Background: Interferon-gamma (IFN-gamma) release assays (IGRAs) were designed to detect latent tuberculosis infection (LTBI). However, discrepancies were found between the tuberculin skin test (TST) and IGRAs results that cannot be attributed to prior Bacille Calmètte Guerin vaccinations. The aim of this study was to evaluate tools for improving LTBI diagnosis by analyzing the IFN-gamma response to RD1 proteins in prolonged (long-term response) whole blood tests in those subjects resulting negative to assays such as QuantiFERON-TB Gold In tube (QFT-IT).

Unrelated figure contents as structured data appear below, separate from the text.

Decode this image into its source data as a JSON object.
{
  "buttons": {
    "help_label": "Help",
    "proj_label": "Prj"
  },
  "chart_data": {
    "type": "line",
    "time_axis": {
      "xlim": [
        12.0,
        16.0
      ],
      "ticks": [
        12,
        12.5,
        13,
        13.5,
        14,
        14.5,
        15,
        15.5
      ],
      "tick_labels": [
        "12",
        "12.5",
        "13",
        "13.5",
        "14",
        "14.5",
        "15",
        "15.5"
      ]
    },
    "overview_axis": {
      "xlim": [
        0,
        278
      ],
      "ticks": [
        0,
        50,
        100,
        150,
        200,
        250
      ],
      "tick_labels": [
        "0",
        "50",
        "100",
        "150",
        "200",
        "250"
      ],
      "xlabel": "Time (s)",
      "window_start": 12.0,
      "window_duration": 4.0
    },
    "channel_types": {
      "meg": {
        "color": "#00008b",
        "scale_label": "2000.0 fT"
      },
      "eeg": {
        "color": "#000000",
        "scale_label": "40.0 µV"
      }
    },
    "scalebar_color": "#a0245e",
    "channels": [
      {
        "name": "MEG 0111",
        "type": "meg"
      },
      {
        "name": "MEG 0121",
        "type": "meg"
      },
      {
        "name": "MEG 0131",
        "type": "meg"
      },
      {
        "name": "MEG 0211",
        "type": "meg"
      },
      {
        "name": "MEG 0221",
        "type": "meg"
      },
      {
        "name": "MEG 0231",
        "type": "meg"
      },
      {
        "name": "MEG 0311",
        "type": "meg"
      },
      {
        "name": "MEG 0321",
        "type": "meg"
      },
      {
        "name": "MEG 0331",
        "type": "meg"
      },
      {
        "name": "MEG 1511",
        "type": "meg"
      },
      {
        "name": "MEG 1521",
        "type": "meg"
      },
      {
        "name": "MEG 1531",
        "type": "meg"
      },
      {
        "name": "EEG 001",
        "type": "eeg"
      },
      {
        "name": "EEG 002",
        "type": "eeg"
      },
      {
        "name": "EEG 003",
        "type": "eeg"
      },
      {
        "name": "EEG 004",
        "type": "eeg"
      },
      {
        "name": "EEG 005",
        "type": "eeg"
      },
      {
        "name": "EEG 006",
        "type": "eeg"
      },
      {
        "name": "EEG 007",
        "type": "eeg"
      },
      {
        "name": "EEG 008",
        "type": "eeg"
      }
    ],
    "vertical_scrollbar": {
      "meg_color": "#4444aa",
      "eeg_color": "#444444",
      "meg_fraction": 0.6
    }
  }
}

Methods: The study population included 106 healthy TST+ individuals with suspected LTBI (recent contact of smear-positive TB and homeless) consecutively enrolled. As controls, 13 healthy subjects unexposed to M. tuberculosis (TST-, QFT-IT-) and 29 subjects with cured pulmonary TB were enrolled. IFN-gamma whole blood response to RD1 proteins and QFT-IT were evaluated at day 1 post-culture. A prolonged test evaluating long-term IFN-gamma response (7-day) to RD1 proteins in diluted whole blood was performed.

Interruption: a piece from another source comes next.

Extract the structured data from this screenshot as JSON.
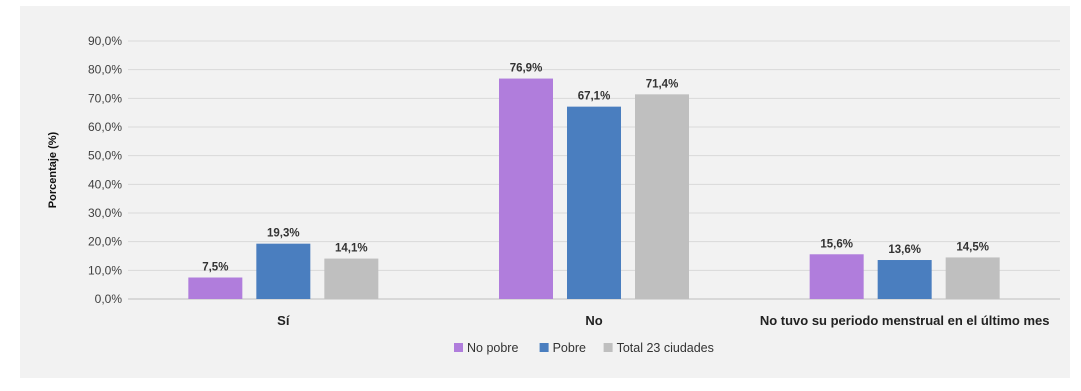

Results: Among the enrolled TST+ subjects with suspected LTBI, 70/106 (66.0%) responded to QFT-IT and 64/106 (60.3%) to RD1 proteins at day 1. To evaluate whether a prolonged test could improve the detection of LTBI, we set up the test using cured TB patients (with a microbiologically diagnosed past pulmonary disease) who resulted QFT-IT-negative and healthy controls as comparator groups. Using this assay, a statistically significant difference was found between IFN-gamma levels in cured TB patients compared to healthy controls (p < 0.006). Based on these data, we constructed a receiver operating characteristic (ROC) curve and we calculated a cut-off. Based on the cut-off value, we found that among the 36 enrolled TST+ subjects with suspected LTBI not responding to QFT-IT, a long term response to RD1 proteins was detected in 11 subjects (30.6%).
Conclusion: These results indicate that IFN-gamma long-term response to M. tuberculosis RD1 antigens may be used to detect past infection with M. tuberculosis and may help to identify additional individuals with LTBI who resulted negative in the short-term tests. These data may provide useful information for improving immunodiagnostic tests for tuberculosis infection, especially in individuals at high risk for active TB.